I recently read Donald Rubin’s classic paper Estimating Causal Effects of Treatments in Randomized and Nonrandomized Studies (PDF) as part of the Kickstarter Data team’s reading group.

Two arguments in this paper jumped out at me, the first about the value of matching and the second about the costs and benefits of conducting a randomized versus observational study.

## Matching

Rubin proposes a hypothetical experiment on 2N units in which the experimental treatment E is assigned to N units while the control treatment C is assigned to a different set of N units. If for every unit receiving E there is a matched unit receiving C such that we expect the pair to react identically to the same treatment, then there are N identically matched pairs. Rubin observes that

if one had N identically matched pairs, a “thoughtless” random assignment could be worse than a nonrandom assignment of E to one member of the pair and C to the other. By “thoughtless” we mean some random assignment that does not assure that the members of each matched pair get different treatments. (692)

In this case, “thoughtless” randomization “could be worse” in the sense that the statistical power of the experiment will suffer, and you will be less likely to detect an effect if there really is one.

Geography is a good example of this. If you’re running an experiment on users across the United States, matching similar geographic regions might be more effective than a completely randomized trial because the variation between regions might be higher than variation within regions, diluting the effect.

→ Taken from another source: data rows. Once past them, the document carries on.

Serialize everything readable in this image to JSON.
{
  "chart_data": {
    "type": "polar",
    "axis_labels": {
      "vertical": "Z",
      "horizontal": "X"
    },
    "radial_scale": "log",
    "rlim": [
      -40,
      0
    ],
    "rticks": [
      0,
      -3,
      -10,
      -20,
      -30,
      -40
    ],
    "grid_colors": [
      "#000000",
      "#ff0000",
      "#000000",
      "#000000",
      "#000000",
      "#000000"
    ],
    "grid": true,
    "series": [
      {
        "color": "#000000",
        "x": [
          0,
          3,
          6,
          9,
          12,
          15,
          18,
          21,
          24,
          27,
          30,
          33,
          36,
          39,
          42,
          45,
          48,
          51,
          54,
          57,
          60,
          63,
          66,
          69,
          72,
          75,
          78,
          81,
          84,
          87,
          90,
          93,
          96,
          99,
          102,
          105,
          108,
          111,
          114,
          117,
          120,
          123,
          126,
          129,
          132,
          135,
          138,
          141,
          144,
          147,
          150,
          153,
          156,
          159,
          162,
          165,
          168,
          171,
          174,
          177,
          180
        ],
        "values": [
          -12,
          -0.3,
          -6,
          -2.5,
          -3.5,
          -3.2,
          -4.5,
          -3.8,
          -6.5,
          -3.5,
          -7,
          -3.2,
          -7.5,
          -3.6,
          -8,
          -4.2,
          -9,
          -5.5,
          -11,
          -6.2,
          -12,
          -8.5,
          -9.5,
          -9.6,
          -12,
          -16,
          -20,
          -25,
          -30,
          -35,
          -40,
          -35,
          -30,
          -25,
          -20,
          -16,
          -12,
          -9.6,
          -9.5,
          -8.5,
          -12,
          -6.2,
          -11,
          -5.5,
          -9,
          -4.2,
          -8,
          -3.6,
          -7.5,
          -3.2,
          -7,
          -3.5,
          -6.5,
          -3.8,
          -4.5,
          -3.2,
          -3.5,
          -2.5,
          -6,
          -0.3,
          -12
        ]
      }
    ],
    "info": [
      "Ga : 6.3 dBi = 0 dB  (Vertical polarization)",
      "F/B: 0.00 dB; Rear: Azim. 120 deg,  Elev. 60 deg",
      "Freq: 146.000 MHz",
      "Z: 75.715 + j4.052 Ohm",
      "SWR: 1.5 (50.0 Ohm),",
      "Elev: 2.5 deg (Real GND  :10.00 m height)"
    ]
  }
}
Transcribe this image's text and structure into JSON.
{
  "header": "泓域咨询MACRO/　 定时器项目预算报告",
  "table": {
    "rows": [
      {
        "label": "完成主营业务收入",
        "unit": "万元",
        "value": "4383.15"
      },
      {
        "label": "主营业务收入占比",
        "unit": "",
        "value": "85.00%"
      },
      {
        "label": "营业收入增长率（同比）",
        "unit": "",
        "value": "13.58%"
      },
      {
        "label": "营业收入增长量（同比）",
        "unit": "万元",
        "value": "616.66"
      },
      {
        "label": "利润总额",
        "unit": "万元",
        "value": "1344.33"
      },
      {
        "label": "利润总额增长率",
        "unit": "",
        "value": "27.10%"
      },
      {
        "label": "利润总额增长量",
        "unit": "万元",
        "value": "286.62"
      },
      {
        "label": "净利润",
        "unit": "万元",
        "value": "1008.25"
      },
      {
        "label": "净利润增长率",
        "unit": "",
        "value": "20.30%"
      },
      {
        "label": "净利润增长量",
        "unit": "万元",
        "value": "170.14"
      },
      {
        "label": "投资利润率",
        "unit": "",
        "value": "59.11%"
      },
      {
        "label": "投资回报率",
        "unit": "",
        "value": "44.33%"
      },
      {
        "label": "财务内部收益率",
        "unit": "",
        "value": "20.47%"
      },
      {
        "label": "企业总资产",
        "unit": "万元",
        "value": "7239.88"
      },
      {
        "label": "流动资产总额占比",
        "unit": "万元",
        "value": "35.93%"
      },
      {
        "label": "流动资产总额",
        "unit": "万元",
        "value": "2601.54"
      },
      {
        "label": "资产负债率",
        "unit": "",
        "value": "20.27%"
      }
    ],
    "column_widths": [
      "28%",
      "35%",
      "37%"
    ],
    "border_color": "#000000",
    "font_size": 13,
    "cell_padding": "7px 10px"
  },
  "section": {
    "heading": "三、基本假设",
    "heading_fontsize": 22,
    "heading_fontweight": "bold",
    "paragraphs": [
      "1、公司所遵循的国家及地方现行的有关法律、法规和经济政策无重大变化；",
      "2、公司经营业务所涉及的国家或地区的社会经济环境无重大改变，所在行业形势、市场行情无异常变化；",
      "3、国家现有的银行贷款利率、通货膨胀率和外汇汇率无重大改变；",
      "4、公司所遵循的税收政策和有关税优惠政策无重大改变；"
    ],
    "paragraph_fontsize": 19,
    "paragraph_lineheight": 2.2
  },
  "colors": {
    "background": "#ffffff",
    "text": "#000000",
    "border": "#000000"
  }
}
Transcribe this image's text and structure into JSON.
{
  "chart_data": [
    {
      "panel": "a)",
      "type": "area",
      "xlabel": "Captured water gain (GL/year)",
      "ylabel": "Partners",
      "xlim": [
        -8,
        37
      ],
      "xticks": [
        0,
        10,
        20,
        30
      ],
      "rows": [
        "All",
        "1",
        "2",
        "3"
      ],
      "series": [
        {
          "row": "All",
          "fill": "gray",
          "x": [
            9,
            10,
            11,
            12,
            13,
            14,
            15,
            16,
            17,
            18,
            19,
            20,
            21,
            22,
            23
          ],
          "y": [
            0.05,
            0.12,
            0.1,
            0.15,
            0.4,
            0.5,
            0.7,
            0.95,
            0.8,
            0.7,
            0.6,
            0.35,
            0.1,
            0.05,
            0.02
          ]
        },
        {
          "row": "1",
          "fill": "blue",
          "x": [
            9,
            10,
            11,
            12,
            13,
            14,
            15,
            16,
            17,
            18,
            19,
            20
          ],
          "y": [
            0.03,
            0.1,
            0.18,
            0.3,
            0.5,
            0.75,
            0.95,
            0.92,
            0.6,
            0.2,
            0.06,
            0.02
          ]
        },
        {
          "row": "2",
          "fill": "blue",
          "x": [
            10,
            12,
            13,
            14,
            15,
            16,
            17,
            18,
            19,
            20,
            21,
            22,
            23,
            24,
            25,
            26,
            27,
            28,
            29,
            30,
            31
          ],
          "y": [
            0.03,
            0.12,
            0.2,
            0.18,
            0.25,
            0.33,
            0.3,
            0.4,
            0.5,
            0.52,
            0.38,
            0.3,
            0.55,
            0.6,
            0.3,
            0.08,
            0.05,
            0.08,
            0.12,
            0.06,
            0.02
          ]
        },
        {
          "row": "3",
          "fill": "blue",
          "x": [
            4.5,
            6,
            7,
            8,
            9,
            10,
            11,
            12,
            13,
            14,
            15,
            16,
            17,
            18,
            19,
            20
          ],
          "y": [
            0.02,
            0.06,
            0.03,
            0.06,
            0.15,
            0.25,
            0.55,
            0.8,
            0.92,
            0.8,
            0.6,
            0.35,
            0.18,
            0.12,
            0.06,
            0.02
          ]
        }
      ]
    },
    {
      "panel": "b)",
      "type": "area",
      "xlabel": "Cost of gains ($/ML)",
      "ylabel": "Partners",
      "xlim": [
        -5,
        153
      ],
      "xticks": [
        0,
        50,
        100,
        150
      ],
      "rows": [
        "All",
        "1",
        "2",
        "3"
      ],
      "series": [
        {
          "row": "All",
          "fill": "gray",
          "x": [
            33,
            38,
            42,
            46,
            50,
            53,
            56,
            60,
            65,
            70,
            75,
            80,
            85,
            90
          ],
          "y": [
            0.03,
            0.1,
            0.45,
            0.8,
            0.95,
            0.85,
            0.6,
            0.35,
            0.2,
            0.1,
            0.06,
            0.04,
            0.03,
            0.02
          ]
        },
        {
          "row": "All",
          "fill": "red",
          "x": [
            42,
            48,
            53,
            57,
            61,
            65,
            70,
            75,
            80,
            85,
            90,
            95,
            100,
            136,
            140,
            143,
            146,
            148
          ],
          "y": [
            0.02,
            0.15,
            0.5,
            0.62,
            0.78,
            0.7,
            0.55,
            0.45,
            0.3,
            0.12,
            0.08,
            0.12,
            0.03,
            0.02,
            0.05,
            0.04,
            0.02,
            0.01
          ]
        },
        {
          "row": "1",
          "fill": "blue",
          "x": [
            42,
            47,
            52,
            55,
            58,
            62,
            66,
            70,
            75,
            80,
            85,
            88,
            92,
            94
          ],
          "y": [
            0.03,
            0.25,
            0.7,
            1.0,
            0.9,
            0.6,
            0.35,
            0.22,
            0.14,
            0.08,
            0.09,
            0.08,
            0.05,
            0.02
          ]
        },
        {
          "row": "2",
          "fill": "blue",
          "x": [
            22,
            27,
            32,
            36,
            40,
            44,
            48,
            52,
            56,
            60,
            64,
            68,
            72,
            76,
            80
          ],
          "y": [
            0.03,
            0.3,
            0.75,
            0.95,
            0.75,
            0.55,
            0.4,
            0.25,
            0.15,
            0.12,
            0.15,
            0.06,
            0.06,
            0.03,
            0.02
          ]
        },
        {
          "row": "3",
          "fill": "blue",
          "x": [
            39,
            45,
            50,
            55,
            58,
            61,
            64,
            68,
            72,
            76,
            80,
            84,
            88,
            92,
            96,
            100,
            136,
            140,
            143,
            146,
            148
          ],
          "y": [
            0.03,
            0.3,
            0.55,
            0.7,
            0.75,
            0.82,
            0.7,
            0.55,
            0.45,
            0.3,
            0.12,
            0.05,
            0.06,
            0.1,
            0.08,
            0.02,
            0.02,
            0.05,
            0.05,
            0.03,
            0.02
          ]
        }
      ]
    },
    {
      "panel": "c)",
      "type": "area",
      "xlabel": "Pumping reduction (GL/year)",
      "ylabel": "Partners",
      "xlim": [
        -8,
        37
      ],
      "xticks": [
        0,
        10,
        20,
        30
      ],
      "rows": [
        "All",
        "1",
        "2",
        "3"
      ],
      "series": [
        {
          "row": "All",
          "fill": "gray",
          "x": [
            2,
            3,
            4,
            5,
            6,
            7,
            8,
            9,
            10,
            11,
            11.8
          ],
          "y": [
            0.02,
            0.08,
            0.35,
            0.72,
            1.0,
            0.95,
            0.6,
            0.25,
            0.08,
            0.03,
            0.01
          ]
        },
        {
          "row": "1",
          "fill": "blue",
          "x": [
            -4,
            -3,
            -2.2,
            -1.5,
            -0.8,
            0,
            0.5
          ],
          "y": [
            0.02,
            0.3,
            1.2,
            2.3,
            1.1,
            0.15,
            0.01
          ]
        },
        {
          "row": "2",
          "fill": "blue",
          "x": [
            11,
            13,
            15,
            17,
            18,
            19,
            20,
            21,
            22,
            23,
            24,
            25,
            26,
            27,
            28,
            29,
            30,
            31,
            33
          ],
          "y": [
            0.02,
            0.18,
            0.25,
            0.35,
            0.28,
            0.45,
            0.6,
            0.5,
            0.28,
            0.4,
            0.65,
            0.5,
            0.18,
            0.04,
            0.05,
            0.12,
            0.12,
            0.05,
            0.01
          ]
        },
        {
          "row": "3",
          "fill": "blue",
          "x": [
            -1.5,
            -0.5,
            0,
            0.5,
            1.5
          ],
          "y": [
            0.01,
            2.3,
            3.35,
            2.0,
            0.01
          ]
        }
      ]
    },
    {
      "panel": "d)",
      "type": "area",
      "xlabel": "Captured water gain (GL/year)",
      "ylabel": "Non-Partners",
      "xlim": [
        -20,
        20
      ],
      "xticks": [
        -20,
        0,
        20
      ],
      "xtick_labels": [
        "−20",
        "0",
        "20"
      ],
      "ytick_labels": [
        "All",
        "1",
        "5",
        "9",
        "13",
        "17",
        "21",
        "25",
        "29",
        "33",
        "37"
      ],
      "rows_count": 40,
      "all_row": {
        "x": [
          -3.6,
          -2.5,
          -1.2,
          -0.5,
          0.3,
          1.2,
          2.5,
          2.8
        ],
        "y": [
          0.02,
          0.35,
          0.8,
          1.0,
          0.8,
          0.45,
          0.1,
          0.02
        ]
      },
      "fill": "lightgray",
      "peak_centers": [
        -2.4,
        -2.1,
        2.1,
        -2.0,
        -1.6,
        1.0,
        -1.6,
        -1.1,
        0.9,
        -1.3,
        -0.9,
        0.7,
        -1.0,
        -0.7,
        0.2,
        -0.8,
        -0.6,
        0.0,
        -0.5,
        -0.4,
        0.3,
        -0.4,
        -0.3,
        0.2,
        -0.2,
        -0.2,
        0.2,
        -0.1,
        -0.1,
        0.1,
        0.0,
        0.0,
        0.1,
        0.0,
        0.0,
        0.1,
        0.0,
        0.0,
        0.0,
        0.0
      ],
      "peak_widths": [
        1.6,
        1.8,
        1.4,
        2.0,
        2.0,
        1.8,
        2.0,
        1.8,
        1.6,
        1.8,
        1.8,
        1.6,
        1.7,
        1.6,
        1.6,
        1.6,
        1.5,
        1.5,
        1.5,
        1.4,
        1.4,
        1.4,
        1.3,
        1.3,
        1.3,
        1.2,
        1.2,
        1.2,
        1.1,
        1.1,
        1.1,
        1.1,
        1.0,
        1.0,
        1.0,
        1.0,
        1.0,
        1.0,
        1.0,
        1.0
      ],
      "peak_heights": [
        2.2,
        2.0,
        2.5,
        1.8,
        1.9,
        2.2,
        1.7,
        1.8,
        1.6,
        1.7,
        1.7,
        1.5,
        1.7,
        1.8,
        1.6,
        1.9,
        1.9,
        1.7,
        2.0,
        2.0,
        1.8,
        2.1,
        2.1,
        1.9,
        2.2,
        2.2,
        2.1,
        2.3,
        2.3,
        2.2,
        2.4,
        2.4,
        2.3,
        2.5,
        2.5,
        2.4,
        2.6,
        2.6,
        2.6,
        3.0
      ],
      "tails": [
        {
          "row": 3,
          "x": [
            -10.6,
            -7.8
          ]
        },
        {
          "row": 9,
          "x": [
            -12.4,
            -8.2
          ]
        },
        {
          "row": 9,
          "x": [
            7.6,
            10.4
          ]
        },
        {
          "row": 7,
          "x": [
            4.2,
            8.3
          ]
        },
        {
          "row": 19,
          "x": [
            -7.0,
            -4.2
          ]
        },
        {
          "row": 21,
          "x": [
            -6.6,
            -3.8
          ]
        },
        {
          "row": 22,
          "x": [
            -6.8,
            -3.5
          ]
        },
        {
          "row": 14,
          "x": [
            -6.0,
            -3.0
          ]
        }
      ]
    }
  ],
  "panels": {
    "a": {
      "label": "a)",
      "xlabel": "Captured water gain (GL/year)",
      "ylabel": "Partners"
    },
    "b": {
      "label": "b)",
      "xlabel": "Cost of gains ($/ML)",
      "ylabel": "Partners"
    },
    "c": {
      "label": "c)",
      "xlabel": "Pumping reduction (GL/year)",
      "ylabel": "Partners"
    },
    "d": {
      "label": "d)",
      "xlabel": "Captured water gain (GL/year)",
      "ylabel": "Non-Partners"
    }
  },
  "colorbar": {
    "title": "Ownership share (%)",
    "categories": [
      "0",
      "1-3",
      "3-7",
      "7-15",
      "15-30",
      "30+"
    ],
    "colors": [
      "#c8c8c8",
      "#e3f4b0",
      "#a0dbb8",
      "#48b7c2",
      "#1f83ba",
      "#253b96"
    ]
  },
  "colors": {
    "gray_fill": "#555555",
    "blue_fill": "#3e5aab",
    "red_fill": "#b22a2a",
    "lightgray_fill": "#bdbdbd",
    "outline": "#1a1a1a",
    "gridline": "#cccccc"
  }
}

Of course, a multilevel model that takes into account region is one solution. For an insightful description of how Google has approached this problem, see Estimating causal effects using geo experiments.

## Randomized vs. Observational Studies

Another one of Rubin’s claims that stood out to me is a comparison of the costs and benefits of typical randomized and observational studies.

One major advantage of randomized studies is that, with a large enough sample size, you often don’t have to worry about controlling for confounding factors that might bias your results.

There can be downsides to randomized studies though. They can have nontrivial setup costs, and running a randomized study over a long window (e.g. years) is often not feasible. Moreover, because randomized trials are often conducted in a controlled environment, Rubin claims that they tend to be less natural than an observational study — that is, the units of analysis are often constrained to a particular setting or selected to be a subset of the population of interest.

Granted, this is more the case for experiments in fields like psychology than in online experiments on the web, but it does suggest that generalizability is a factor we should consider when interpreting the results of a randomized trial.

Comparing these costs and benefits, Rubin argues that

the first issue, the effect of variables not explicitly controlled, is usually more serious in nonrandomized than in randomized studies, while the second, the applicability of the results to a population of interest, is often more serious in randomized than in nonrandomized studies. (698)

I take this as a reminder to think carefully about the generalizability of the results of an experiment. When we run experiments on specific parts of a website or on particular subsets of users, often our goal is to generalize these results to the entire website or to all users. Rubin reminds us that observational studies, when analyzed properly, may in fact be better suited to those kinds of claims, particularly when matching can be used.